Wednesday, 1 January 2025

 Top 200 wines of 2024, part three, 94 point wines, first tranche, 122-96

Some accomplished wines here in the first tranche of the 94 point wines with the majority in the performing as you would expect category, though there were some notable exceptions surprising positively in this group, half of which is Italian. Italy, of course dominated by Piedmont, showed conspicuously strongly in the overall 2024 list.

In this group #117 and #100, the Crissante barolos, really impressed, respectively showcasing the wares of the ultimate utilitarian vintage of 2018 and the benchmark vintage of 2016 - the latter was out of a magnum in La Morra. There were two other superb 2018s in this tranche, #119 and #115. Massolino did not produce single vineyard crus in 2018 so this generic normale contains material from Vigna Rionda among others.

The Gianluca Colombo Meretta, #102, is the best Langhe I have ever tried and is basically a mature vine Monvigliero, just on the other side of the hill of the famous Verduno vineyard. Fratelli Alessandria's 2010 Monvigliero, #116, is arguably as good as Burlotto's down the road, which I did not revisit this year. 

Another notable wine was #114, the Aculei La Bioca, which won a Decanter 2016 horizontal in 2020, a dense and impressive wine, drinking well already. The Brovias #112 and #109 showed their consistency and class while the 2009 surprisingly was the pick of the Monprivatos, #106 and #103, at our vertical dinner in June. The 2004 was a 94-pt wine but only when on top form, and its variability in 2024 was shocking. Twice this year it let us down, tried four times. 




Special mention to #105 Ficomontanino Granomelo, from Tuscany, near the Umbria border, which I slightly preferred to their more exclusive Seraphina, #148, 93 pts. Of the non-Italian wines a special mention goes to #107, a white burg discovery by my friend Patrick from Denver, Rollin Pernand Sous Fretille, and we loaded up in the UK on the 2010 at a great price and the 2014 (#163, 93 pts), which is a whisker behind the marvellous ‘10. Both are dead ringers for Corton Charlemagne. 

Among the Bordeaux here #97 the Sociando Mallet 1990, has emerged as the finest wine this estate has ever produced - it won our September vertical dinner quite comfortably - most of the other vintages were 90-91 pointers. The modern Sociandos seem to have lost that alluring pyrazine green signature that make the older vintages so attractive, and taste more anodyne and internationalised. 

The 1975 Magdelaine, #121, was a thrilling treat, but a subsequent bottle was faulty. The Latour 1994, #99, is the wine of the vintage but like most wines from that mediocre year - apart from Mouton which did not make this year's cut - is a little past its best, and has lost some of its verve. But it is still a marvellous glass of claret. 
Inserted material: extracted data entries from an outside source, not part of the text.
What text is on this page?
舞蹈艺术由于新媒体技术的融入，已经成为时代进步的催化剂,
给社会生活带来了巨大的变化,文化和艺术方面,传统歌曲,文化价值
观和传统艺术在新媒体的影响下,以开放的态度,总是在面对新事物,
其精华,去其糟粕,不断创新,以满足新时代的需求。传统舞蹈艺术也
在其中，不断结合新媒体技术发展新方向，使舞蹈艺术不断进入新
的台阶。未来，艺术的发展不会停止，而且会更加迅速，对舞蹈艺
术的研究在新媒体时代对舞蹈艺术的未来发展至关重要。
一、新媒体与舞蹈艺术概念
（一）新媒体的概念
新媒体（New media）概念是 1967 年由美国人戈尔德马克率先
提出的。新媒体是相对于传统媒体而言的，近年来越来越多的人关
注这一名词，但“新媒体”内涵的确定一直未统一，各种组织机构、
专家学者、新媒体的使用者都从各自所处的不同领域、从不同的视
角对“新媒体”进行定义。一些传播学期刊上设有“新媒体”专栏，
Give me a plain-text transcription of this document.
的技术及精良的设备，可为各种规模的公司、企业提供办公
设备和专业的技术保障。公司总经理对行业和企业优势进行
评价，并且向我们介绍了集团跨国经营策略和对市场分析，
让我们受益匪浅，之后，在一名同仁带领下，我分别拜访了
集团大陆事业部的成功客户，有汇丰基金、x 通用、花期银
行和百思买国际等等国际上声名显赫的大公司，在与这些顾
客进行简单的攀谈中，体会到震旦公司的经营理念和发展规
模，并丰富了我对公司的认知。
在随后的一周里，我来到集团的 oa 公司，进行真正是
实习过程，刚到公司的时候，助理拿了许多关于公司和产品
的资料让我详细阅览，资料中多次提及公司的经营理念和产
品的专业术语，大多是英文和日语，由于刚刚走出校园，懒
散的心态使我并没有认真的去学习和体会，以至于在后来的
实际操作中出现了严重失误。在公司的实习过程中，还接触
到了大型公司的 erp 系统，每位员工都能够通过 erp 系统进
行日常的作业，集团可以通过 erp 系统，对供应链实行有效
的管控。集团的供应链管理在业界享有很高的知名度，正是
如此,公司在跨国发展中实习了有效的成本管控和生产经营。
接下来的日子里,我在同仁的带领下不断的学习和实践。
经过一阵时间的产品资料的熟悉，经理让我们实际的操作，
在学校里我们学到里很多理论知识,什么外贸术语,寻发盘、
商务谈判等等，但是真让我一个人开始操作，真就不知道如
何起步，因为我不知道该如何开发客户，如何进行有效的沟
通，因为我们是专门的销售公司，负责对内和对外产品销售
Of the Rhones here #122 the Bonneau Chateauneuf divided opinions at our May dinner and was slightly wayward, a bit of a bruiser and a street fighter, savoury and fulsome with plenty of thrills and fireworks. The Rostaing Blone 2006, on the other hand, #98, was at the opposite end of the spectrum. It did not have a hair out of place, and was a study in pure finesse.